In front, we were packed with a great Friday night crowd.
Out back, the Melodica music festival rolled on. This was "night one."
While in Dallas, I was able to read the local papers and take the measure of local sentiment. It seems likely that Barack Obama is on track to win an upset victory in Dallas and its surrounding counties. This is in spite of the fact that this area wou;d have been counted as Hillary Country just a few months ago. What made the difference? It appears to have been the superior organization and ground game run by the Obama campaign. Consider the following evidence offered by Dallas' local lifestyle weekly, The Dallas Observer:
It's February 13 and you want to join the grassroots—man a phone bank, block-walk your neighborhood—but you're not sure how to go about it. So you go to hillaryclinton.com and are directed to a page that sorts campaign events by distance and ZIP code. You search for events within a 10-mile radius of 75232, which is part of Texas Senate District 23, the delegate-rich and racially diverse area (blacks do most of the heavy ballot-box lifting) that played a major role in the Democratic courthouse cleaning in the '06 election. You hit the "find" tab and read the results: "Sorry no events were found based on the search above."Then there is the question of professional staffers and grassroots activists. Which campaign mobilized the larger effort on the ground?

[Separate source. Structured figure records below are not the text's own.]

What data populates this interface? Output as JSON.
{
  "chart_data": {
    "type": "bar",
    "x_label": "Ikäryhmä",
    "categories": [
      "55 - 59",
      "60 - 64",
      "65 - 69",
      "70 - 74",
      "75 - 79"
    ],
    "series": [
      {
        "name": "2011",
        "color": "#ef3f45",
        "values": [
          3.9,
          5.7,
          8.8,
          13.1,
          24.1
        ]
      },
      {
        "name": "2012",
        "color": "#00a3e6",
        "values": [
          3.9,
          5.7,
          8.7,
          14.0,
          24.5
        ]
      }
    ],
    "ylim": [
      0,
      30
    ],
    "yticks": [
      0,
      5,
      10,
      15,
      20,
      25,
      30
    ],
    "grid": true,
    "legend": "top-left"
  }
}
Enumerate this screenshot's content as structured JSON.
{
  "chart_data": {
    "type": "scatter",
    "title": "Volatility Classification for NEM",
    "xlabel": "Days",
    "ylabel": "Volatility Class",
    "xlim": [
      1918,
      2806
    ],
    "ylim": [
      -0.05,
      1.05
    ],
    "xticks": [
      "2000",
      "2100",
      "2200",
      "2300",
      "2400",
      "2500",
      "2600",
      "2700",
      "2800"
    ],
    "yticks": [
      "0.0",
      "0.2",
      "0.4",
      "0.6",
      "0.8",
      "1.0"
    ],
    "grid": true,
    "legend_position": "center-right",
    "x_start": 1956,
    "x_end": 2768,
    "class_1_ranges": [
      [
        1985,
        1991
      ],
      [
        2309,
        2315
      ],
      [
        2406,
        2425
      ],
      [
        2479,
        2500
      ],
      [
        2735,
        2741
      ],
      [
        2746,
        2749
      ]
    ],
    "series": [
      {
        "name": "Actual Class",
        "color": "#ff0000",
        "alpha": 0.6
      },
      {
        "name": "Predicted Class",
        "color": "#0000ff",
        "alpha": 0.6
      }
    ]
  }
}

You go to mybarackobama.com and are sent through a series of similar prompts. This time, you are informed that there are 15 events that match your search criteria. You expand your search to 50 miles for Obama and come up with 44 hits; doing the same for Clinton, you find 10 events.

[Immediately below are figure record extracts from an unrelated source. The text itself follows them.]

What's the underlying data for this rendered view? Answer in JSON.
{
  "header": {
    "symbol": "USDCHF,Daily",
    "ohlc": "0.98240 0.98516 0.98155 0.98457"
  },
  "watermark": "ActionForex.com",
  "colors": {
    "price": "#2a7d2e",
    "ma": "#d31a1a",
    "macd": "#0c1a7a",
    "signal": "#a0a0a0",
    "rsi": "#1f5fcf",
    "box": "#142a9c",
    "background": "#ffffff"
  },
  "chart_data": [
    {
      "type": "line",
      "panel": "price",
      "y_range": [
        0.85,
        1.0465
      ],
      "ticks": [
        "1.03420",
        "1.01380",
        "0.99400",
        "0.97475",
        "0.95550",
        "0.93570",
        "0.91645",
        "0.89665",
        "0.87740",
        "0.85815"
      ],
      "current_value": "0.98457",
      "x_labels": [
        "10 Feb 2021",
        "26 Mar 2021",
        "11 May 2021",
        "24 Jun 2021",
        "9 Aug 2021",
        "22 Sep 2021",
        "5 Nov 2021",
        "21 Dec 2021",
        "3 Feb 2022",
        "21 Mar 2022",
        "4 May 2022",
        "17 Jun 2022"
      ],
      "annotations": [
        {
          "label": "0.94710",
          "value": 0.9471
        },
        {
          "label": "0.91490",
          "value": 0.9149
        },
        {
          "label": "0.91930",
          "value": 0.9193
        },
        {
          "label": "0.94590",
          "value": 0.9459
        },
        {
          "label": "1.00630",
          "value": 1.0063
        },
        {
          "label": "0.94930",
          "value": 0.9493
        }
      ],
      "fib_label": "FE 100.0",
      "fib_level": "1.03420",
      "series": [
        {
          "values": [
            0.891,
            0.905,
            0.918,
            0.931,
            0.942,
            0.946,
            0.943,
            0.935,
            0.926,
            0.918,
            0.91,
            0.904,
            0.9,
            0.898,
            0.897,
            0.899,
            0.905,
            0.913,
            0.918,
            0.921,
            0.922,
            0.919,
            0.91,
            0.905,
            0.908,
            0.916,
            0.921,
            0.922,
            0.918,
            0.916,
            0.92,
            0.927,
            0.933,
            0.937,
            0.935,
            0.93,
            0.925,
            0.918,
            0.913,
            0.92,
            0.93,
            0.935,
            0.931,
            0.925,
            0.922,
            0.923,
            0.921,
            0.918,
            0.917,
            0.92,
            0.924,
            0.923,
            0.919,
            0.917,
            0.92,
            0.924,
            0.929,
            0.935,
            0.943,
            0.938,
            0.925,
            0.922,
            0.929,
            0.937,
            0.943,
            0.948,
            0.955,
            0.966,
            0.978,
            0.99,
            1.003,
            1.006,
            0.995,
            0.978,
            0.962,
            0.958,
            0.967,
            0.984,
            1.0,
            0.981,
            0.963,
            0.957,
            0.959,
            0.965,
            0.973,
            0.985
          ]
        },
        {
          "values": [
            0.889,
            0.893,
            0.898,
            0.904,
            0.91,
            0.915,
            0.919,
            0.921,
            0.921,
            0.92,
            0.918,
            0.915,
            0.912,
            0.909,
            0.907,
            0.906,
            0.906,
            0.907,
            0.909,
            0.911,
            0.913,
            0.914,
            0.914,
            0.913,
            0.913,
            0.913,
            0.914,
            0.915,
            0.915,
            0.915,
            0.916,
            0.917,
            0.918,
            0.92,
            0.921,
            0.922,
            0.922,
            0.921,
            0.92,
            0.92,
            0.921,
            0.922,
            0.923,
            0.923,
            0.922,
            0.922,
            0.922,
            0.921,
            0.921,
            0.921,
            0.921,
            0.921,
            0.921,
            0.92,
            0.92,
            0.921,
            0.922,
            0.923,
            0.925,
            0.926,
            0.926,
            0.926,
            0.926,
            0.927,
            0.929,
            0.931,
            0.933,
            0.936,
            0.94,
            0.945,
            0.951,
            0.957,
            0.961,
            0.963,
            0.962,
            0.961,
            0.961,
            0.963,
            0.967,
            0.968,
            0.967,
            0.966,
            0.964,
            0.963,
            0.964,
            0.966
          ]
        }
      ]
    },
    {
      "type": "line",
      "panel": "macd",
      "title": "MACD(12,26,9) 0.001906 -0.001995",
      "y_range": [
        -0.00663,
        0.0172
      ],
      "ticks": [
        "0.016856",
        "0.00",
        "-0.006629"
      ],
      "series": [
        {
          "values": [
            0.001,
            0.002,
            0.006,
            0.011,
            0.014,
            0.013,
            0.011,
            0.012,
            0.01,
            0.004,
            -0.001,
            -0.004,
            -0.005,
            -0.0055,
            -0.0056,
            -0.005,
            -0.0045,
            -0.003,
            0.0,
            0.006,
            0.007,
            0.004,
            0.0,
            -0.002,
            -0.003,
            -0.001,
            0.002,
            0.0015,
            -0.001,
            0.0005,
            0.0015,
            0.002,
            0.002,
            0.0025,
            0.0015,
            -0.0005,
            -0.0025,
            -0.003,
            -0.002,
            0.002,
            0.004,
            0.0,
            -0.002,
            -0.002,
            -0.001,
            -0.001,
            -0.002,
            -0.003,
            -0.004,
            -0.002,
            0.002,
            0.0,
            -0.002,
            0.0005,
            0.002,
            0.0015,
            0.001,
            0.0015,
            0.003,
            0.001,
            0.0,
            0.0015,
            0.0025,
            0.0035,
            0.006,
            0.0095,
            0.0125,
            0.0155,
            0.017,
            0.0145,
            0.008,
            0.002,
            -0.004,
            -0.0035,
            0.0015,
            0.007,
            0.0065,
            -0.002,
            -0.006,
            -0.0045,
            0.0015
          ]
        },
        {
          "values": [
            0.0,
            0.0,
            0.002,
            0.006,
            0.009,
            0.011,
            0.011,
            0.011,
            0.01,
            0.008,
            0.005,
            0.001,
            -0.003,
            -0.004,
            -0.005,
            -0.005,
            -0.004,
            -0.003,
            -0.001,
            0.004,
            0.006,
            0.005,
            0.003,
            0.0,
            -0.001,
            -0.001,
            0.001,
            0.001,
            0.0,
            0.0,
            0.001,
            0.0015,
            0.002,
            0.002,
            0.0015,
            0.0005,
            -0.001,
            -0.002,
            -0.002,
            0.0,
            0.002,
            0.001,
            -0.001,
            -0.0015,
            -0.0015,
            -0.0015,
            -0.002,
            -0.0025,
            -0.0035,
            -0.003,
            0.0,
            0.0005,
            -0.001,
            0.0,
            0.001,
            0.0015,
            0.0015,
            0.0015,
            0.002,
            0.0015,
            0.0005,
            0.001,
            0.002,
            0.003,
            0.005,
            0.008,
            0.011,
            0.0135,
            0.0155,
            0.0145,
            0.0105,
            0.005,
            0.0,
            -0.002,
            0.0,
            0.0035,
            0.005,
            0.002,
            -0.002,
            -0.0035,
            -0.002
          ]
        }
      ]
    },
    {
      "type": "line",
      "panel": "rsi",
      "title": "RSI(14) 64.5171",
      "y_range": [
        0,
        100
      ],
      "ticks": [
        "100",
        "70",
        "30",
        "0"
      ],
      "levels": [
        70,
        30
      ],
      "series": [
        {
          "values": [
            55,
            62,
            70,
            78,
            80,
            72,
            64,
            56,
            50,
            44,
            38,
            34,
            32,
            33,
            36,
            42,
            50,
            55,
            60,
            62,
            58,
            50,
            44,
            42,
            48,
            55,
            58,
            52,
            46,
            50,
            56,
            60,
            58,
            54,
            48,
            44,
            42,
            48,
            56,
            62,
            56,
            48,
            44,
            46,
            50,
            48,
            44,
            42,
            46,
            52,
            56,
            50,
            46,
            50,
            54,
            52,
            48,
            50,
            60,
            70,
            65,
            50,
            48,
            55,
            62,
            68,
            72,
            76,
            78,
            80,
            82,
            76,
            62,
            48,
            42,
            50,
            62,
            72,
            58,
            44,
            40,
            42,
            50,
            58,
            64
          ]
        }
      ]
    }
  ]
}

These listings offer a snapshot of the grassroots operations of both campaigns in Dallas County—a telling glimpse into the ground war of the presidential candidates as they do battle for what has become a must-win state for Clinton.
As of February 13, Dallas political consultant Kathy Nealy was the lone paid staffer running Clinton's Dallas campaign. Asked why the Clinton camp hadn't scheduled as many events as the Obama camp, she responds, "They are in the hype stage, but this is Politics 101, and I am in the planning stage. First thing you do is to get out the early vote." Early voting began February 19.The results were fairly predictable: a giant rally of 17,000+ people for Obama, followed by a much smaller rally of about 1,000 for Clinton. Tragically, the Clinton rally was marred by the death of one of her motorcycle escorts in an accident.
By February 18, Nealy was joined by four additional Clinton staffers from the national campaign, says Barbara Rosenberg, a volunteer Clinton organizer for Dallas, and more are expected. Rosenberg, a former state appeals court judge, says she has had volunteers ready to work since October "but they were on hold. It was only after Super Tuesday [February 6] that the national campaign changed gears," she says. "There is loads of enthusiasm for Hillary. We just opened our Dallas campaign office, and everything is now in place for the staff."
Obama's Dallas County grassroots operation has been up and running for a year, headed by full-time volunteers Molly Hanchey and Starshine Nolan. "There is a core group of 80 people who help out on a daily basis," Nolan says. "But we have access to a list of around 2,000 people who have shown interest through the Obama Web site. It's incredible, the outpouring of support we have gotten at the grassroots level."
On February 13, 20 staffers from Obama's national campaign arrived in Dallas and were introduced to a wildly upbeat crowd of volunteers (Nolan claims that there were at least 700) at a party at Gilley's Dallas on South Lamar Street. They drank beer, ate chips and salsa, and watched on a half-dozen big-screen TVs as Obama swept the Potomac primaries.
If you want to increase your understanding of what is going on in North Texas, then I highly recommend "Why is Hillary Neglecting Delegate-Rich Dallas County?" by Mark Donald of The Dallas Observer.
This morning I am in Houston, Texas, on the second leg of my dual trip to Texas. I am here for training related to my regular employment, and I will have limited time for blogging. I will try look around for local news and periodicals and "take the temperature," but I'm not sure how much time I will have to look around.